The frostiness of the boughs, the roughness of the spruces, the bareness of place are all comprehensible only insomuch as these qualities are possessed already by the observer. Making this claim, Stevens performs a sly transposition of registers: the Snow Man is rough, icy, and cold not in his physical constitution--for as the final stanza explains, he too is nothing--but rather possesses these qualities as concepts. The fabrication of reality is mediated by such concepts, and the makeup of our commonplace experiences, prior to the interventions of poetry, consists in the labor of imagination.

[...]

This synthesis is the result of the antagonism between imagination and the real. As explained above, such a procedure results always in some remainder: imagination remains as the negation of reality, the nothing in excess of the something. Negation thus figures as the condition of possibility for all poetry. The nothing that is, understood in the dialectical sense, is precisely the negation of the something that is, its negative inverse.

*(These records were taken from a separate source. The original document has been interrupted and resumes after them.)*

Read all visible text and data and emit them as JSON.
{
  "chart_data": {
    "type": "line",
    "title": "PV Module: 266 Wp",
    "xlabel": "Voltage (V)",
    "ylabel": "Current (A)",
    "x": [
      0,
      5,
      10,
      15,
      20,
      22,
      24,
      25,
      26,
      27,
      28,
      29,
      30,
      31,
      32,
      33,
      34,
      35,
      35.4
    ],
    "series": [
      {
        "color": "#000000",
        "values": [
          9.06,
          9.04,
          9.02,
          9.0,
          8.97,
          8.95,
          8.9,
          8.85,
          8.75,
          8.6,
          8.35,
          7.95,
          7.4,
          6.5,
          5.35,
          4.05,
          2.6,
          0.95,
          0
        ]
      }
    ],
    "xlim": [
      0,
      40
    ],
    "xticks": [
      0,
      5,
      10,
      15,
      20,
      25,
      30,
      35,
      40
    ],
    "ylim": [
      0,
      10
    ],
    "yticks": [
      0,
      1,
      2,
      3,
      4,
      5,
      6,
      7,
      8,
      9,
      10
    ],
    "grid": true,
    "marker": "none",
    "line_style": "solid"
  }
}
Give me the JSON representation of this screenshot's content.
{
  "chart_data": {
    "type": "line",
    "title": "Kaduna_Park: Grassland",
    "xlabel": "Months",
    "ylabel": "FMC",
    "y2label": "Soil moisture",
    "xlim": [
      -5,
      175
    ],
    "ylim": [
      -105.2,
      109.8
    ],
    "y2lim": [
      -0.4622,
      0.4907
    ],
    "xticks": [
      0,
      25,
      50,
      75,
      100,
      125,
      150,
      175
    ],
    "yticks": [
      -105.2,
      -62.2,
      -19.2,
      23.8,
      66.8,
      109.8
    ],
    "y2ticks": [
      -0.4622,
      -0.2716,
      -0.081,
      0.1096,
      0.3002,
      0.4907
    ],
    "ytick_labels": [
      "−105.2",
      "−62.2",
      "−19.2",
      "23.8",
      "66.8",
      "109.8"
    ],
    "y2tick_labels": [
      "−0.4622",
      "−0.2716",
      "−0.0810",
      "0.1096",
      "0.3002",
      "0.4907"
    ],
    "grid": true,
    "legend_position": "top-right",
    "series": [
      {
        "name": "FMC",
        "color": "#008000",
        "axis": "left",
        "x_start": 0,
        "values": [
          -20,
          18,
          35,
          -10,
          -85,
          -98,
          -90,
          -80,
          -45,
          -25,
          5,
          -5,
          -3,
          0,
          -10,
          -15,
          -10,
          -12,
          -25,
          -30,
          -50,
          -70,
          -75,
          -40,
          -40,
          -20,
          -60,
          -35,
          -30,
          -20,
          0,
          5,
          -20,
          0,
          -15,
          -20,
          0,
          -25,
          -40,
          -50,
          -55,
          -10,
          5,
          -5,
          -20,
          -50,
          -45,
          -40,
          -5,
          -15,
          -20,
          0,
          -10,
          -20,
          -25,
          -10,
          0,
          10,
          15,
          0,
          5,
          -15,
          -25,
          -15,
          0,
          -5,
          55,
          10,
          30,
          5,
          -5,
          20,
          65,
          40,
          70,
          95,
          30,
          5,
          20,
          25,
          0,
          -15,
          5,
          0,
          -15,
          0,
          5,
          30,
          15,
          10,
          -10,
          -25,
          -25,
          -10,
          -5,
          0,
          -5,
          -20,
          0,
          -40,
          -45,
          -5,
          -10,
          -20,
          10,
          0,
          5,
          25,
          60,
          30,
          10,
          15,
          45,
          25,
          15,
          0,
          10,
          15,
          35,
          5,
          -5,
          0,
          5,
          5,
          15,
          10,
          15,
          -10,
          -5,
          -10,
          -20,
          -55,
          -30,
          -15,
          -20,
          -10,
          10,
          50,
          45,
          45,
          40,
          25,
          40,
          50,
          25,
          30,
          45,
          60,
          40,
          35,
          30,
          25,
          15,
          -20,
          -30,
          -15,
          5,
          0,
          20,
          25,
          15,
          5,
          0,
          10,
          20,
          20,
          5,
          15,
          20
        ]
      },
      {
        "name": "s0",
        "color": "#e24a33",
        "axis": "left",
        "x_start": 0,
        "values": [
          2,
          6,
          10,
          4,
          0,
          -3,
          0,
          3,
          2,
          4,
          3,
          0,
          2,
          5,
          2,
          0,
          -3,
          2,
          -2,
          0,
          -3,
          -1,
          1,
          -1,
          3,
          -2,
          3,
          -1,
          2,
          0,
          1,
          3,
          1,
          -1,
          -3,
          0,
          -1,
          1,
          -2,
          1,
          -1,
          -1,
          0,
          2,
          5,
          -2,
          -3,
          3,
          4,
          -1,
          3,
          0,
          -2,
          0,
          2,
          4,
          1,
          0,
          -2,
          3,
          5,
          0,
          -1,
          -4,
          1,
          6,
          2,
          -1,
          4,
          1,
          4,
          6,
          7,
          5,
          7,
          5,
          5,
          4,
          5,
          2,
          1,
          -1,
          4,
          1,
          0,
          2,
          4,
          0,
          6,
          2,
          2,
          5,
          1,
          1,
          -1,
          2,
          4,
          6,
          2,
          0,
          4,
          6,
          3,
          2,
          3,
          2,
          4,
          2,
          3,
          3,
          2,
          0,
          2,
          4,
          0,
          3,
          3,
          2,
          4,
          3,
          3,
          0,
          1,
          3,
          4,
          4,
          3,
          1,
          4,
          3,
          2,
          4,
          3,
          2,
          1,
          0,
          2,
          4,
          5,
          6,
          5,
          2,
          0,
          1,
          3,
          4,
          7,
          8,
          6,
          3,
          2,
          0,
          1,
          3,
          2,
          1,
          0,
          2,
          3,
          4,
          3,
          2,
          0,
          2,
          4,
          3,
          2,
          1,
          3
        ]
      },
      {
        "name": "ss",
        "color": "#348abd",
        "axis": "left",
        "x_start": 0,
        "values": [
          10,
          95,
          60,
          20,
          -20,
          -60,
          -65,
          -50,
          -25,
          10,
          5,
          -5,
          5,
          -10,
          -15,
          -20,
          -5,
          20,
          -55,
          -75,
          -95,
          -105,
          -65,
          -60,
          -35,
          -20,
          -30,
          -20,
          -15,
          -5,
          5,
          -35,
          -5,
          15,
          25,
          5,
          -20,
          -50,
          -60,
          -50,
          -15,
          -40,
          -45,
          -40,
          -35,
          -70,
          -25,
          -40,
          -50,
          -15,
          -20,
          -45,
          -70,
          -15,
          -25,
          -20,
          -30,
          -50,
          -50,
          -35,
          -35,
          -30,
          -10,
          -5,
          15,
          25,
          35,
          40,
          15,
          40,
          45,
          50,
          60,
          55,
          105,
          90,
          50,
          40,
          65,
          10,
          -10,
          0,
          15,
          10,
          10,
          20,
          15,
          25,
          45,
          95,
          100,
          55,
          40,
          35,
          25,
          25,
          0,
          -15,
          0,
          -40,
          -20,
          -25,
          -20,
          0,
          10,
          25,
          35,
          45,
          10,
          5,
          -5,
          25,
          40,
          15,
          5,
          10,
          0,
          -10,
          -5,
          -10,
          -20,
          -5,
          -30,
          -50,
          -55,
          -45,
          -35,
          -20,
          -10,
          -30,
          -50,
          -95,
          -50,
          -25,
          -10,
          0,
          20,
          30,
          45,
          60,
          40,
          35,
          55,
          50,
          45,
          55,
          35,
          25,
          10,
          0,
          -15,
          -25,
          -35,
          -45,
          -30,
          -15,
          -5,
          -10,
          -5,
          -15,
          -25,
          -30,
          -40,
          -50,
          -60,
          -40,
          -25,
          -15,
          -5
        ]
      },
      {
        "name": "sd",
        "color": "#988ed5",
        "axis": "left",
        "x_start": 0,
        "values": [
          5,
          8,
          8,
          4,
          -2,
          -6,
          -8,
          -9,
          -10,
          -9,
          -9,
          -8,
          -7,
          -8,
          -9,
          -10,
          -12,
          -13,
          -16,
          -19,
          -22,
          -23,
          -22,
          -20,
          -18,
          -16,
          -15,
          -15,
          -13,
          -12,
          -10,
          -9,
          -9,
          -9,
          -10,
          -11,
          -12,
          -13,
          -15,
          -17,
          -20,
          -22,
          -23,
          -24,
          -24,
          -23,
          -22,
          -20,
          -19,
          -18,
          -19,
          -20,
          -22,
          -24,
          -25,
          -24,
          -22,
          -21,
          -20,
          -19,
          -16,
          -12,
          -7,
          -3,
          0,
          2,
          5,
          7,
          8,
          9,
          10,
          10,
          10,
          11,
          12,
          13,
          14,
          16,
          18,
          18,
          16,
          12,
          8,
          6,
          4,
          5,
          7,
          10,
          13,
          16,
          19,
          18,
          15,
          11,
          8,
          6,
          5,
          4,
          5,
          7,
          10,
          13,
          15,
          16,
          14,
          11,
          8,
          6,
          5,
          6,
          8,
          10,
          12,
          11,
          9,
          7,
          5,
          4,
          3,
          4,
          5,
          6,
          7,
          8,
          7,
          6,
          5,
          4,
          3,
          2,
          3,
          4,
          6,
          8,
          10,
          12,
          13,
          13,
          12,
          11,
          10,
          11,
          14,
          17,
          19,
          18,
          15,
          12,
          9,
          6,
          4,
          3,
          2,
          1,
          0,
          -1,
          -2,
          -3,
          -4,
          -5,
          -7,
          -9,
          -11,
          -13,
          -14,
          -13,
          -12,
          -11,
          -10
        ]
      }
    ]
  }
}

I would argue that the "nothing that is everything", "the negation of something that is", is poetry itself. And this poetry is negating the man who is nothing, opposing his desires for the primary and resistance to, though always somehow being controlled by it, the subliminal. 

The point seems to be this: we cannot escape poetry because it is not only pursuing us, but somehow a part of us, within us, made manifest somehow in the "thing", whatever that may be, that each of us carries. Because that thing is not the real thing, but instead a shadow of a greater reality. And what is this greater reality, where and when and how and by who is it made manifest? For now, I believe that transcendental piece to be none other than the Lucretian sublime, that thing which is behind everything. 

This is what I had written for my ending:

And this is where I will end for now because I must think and I must be consumed and I must try, because of some futile human instinct, to escape once more for the sake of knowing, if in fact, it is truly impossible. How much farther I have to go...

But then I realized something...

It is snowing outside today. Today, of all days, when I am writing this post, when I am trying my best to draw and pull and bring everything back to the snow man. You see, I thought I would try to escape again to know for sure. But, as I finished writing those words, I clicked over to facebook and was overwhelmed by the amount of comments on the snow. I scrolled through my blog, and saw the small picture of some forlorn looking snow man. I thought of the very music I enjoy on a snowy day. And then, as my mind paced through those thoughts, I had an epiphany. I had not escaped, I could not. It was all around me and, try as I might to know and understand and exist in a state of primacy, I cannot. Because, you see,


We must endure our thoughts all night, until
The bright obvious stands motionless in cold.

And for now, for this particular moment in time, this is what I have done.